As for tv, screw it. You aren't missing anything. -- Ken Berg
Our ultimate goal on defense is to know by trick two or three everyone's hand at the table. -- Mike777
I have come to realise it is futile to expect or hope a regular club game will be run in accordance with the laws. -- Jillybean
#49
Posted 2013-April-21, 13:07
We weren't cowering in fear, we were allowing law enforcement to do their job.
#50
Posted 2013-April-21, 16:08
Mbodell, on 2013-April-21, 01:27, said:
(re president Quayle)
As much as that was a joke at the time, obviously most of the people who would assissinate a president wouldn't be stopped by a vice president, even one that most people don't respect. It isn't like the people who plan to assassinate a president are rationally choosing the VP over the POTUS (excepting some JFK conspiracy theories).

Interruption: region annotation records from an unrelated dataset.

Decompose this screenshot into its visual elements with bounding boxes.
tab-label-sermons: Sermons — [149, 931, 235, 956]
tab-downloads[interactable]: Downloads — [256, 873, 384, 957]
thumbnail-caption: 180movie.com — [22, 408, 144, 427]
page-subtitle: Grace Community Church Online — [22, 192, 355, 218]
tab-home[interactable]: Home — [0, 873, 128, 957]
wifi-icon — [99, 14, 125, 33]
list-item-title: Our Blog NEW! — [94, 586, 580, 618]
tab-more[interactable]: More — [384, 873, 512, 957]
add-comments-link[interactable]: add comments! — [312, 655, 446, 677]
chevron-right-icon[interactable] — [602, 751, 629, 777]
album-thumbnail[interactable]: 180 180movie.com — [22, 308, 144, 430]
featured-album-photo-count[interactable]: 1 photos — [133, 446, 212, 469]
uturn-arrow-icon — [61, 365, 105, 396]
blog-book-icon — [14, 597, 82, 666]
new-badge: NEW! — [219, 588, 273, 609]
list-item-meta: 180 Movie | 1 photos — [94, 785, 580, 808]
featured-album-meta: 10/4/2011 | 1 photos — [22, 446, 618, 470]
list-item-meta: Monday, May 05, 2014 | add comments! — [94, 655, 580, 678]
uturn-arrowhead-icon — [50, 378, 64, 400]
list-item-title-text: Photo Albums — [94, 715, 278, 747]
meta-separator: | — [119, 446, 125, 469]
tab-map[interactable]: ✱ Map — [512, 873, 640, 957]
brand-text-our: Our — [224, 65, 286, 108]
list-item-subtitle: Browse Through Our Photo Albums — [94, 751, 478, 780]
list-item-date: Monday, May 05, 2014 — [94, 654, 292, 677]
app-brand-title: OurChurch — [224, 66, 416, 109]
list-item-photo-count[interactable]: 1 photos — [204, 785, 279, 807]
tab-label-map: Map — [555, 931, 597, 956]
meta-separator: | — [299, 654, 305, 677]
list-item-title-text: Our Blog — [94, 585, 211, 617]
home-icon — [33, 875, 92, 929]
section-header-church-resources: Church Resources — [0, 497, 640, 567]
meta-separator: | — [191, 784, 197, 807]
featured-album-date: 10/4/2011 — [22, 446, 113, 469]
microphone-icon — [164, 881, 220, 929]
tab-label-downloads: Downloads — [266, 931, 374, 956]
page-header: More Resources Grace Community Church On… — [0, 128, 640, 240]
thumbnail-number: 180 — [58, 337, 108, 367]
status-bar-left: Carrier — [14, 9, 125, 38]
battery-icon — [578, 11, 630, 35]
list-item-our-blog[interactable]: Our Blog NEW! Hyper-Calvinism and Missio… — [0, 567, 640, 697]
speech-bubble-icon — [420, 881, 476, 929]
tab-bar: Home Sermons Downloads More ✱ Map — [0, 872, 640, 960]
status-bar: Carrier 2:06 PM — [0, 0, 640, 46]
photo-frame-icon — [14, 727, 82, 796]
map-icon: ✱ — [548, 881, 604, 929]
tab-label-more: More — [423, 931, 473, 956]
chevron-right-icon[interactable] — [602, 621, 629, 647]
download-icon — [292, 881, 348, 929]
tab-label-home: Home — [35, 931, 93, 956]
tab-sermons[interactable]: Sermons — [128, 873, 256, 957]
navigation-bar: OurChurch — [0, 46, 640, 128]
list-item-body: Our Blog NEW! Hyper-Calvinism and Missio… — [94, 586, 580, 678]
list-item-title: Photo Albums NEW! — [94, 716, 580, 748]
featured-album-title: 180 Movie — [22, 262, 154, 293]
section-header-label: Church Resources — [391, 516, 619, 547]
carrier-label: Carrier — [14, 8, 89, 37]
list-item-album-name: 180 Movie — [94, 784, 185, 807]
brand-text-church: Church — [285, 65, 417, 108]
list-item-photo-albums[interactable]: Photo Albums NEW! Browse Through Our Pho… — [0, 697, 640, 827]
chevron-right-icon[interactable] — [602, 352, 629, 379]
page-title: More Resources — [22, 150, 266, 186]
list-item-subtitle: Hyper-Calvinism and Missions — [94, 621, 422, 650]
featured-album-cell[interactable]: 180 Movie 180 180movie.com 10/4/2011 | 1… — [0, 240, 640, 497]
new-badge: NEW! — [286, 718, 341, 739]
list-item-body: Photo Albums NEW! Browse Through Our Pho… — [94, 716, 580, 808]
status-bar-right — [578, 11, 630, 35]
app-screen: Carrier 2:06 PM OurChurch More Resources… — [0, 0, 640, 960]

No but it sure as hell incentivised his bodyguards and anybody charged with keeping him safe.
#51
Posted 2013-April-22, 02:59
#52
Posted 2013-April-22, 03:38
(That doesn't mean you can't make the case asking everyone to remain at home was an overreaction. Wouldn't it have been enough to shut down Watertown? I don't know.)
#53
Posted 2013-April-22, 06:38
barmar, on 2013-April-21, 13:07, said:
As it turns out, they were not making any effort to escape until they were identified. This baffled me: they had almost three days, they could have been anywhere in the world, but there they sat still in Boston.
-gwnn
#54
Posted 2013-April-22, 06:48
#55
Posted 2013-April-22, 07:30
billw55, on 2013-April-22, 06:38, said:
As Boston reeled, younger bombing suspect partied
Quote
"He was just relaxed," she said, asking the paper not to print her name.
Don't know what the older brother was doing...
The infliction of cruelty with a good conscience is a delight to moralists — that is why they invented hell. — Bertrand Russell
#56
Posted 2013-April-22, 07:39
billw55, on 2013-April-22, 06:38, said:
I think others have observed that if they had any brains they wouldn't be doing what they were doing in the first place. These guys obviously left reality behind a long time ago.
I am no expert on psychology but I am fairly serious about the above. I imagine most of us have known cases where someone gets so wrapped up in something that he just don't think straight about what happens next. Or he doesn't care. Or something like that.
I hope that it is clear I in no way advocate any sort of sympathy for them. I don't. But their actions, from the beginning, were not only cruel and immoral they also were brain dead stupid.
#57
Posted 2013-April-22, 07:52
I also consider the possibility that they were involved in an organization, and that their handlers told them to stay put if they were able the leave the scene unhindered.
It seems likely that the surviving bomber is being questioned on this possibility. "Questioned" being a wide ranging term in this context.
-gwnn
#58
Posted 2013-April-22, 10:38
#59
Posted 2013-April-22, 11:38
barmar, on 2013-April-22, 10:38, said:
I had assumed they panicked when their pictures were published, but I guess that is not certain.
-gwnn
#60
Posted 2013-April-22, 13:43
Going back to Springsteen's Nebraska:
You want to know why, I did what I did
Sir I guess there's just a meaness in this world.
Hardly satisfying but there may not be anything better. Their uncle describes them as a couple of losers. Also hardly a description that is up to the task, but what else?